There comes a point when freedom and safety no longer align. You cannot have perfect safety and have freedom. Being free requires courage, and not just from men and women in uniform on the front lines. In a representative form of government, as is our republic, freedom demands a certain notion of courage from all its citizens. You can have relative freedom and relative safety, but neither concept can live in perfect union with the other. And when it comes to freedom, better to be a little freer than a little safer. As Ben Franklin so wisely said many years ago, “They who can give up essential liberty for a little temporary safety deserve neither liberty nor safety.”
This is a point that seems to be lost in the conversation about the recent immigration ban from seven countries in the Middle East that supposedly pose a danger to America. How much will it actually protect us and what are the consequences to our freedom?
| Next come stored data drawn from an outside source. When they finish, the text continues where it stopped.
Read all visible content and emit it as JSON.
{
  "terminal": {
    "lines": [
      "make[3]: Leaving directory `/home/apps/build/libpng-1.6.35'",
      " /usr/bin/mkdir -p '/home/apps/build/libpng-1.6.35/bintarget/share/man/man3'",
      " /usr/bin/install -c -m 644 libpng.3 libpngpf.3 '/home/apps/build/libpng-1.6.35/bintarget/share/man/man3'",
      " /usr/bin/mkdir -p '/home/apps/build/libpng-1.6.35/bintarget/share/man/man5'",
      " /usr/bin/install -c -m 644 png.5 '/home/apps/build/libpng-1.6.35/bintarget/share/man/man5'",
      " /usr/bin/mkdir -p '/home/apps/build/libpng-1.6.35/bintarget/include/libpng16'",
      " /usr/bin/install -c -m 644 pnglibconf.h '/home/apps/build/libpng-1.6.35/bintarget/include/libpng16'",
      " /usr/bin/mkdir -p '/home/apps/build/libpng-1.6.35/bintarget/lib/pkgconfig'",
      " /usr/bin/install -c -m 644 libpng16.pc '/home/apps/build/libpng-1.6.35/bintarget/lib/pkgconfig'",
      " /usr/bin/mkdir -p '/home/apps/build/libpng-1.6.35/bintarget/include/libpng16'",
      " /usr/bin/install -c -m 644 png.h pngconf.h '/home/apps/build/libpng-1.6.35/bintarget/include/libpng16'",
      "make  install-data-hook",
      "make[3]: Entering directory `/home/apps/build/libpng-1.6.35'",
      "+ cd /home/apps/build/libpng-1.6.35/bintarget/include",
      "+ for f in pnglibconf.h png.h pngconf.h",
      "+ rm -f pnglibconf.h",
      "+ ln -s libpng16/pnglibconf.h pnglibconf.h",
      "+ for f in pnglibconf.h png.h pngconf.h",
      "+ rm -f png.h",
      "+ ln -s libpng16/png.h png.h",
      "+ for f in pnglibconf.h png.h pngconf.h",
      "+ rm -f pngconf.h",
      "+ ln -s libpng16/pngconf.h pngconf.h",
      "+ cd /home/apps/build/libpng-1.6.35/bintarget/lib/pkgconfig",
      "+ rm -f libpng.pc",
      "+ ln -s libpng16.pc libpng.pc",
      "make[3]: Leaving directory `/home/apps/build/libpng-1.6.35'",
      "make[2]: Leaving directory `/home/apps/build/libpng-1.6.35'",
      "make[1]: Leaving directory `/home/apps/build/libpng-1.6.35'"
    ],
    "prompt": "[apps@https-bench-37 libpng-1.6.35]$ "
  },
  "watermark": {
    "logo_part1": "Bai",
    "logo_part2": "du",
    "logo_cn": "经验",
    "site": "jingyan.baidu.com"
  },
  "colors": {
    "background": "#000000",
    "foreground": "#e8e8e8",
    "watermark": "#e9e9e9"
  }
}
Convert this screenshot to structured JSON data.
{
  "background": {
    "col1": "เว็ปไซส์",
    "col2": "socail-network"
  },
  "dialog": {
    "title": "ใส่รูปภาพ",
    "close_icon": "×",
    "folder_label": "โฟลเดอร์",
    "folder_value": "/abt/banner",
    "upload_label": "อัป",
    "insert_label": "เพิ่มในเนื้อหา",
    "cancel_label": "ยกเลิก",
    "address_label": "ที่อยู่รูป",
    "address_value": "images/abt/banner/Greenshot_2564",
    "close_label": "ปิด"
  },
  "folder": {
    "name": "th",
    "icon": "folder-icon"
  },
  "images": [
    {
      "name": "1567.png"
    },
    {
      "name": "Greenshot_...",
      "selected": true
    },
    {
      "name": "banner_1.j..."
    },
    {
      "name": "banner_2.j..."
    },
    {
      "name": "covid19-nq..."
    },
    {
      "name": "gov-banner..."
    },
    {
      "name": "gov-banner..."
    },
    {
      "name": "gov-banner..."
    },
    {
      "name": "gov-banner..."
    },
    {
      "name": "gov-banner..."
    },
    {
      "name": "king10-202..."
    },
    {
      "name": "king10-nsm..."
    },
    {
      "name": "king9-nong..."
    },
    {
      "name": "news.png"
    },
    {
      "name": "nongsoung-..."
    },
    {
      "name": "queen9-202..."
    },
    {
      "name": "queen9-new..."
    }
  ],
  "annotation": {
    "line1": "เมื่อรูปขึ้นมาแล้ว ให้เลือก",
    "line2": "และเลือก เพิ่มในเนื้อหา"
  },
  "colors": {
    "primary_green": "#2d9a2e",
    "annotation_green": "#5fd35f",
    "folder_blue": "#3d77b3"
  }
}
Regarding the first question, it does not appear to protect us very much at all. It is more of an emotional band – aid. From a practical standpoint, the immigration ban does not actually stop those citizens coming from countries that have traditionally been prone to terrorism against American civilians in the 9/11 era, like Saudi Arabia, Egypt and the UAE because those countries are not on the list. Secondly, terrorist networks are often professionally trained at gaining entry into countries. They know how to assume fake passports and identities or recruit citizens from nations that are not suspect. (One has to wonder where they get the training and resources that make such activities possible. Again, Iran, Syria and Iraq are not the culprits. The Saudi and Pakistani intelligence services on the other hand, have a long history of maintaining sympathies for the Wahhabi jihadism that is so dangerous to American civilians.) Third, and this is related to the second point, all major terrorist attacks in the US since 9/11 have been perpetuated by radicalized US citizens. We are setting up a ban to fight jihadists who already one step ahead of us. If anything, a reflexive and emotional response like blanket bans are good for the jihadists because they foster an, “us vs. them” mentality, which is exactly what they want. It is a central pillar in the scam they try to run on Muslims worldwide. Finally, the odds of being killed in a terrorist attack in the United States is 1 in 3.64 billion. Making policy on the 1 in 3.64 billion chance of anything usually insures that you have a much higher chance of causing problems from the actual policy, rather than what you are trying to defend against. (America today specializes in all manner of such policy and consequently, we see our freedoms consistently diminish.)
And that bring us to the second question: what are the consequences to freedom? On the face of it, the literal consequences are probably not too significant to American citizens, but there are cascading effects. The ban flouts the rule of law by discriminating on the basis of nationality and initially by banning lawful permanent residents, although that has since been rectified. Secondly, many travelers with dual nationalities, who are significant cogs in the business world, may encounter problems working in America, even for a brief business trip. Then you have the issue of reciprocity. How many countries will have had enough and choose to act in kind? Or worse, how many countries will simply choose to take their business elsewhere? That would absolutely be a choice that would affect American businesses and workers.
However, the greatest consequence of reflexive actions like blanket bans are emotional and instill a lack of confidence for the future. Instead of embracing an environment of freedom and standing strong in the face of danger, America is choosing fear and absolute safety to deal with an issue that kills very few American civilians. Not only do we look like a childish bully who runs behind his mother’s skirt when the outside world gets a little rocky, but worse, this sets a trend, a precedent in this administration. “Safety is more important than freedom. Papa Trump will keep you safe.” Where does it end? After all, these are the same people who have floated the idea of creating a Muslim registry, something that would be decidedly unconstitutional and un – American. Do other countries get added to the list? Do we start to add Latin American countries to the list because of our own appetite for drugs? Do we go start banning countries worldwide because of their ability to provide tech workers, researchers and scientists? Part of what has made America great is our ability to attract the world’s best and brightest. And what other actions are taken that err on the side of safety instead of freedom? Torture? Warrantless surveillance? Cancelling due process? These would all be violations of the Constitution as well as our fundamental American values. Given the rhetoric and early actions of the Trump administration these are valid concerns.
At the end of the day, we can debate all we want about subjects like the minimum wage, taxes and spending and healthcare, but going left or right on these issues are not fundamental violations of the American Constitution or our character. However, embarking on fear -based quests for perfect safety will lead to a loss of freedom and the moral fiber that unifies us as a people. If you believe that terrorists attack us for our freedom, they are winning.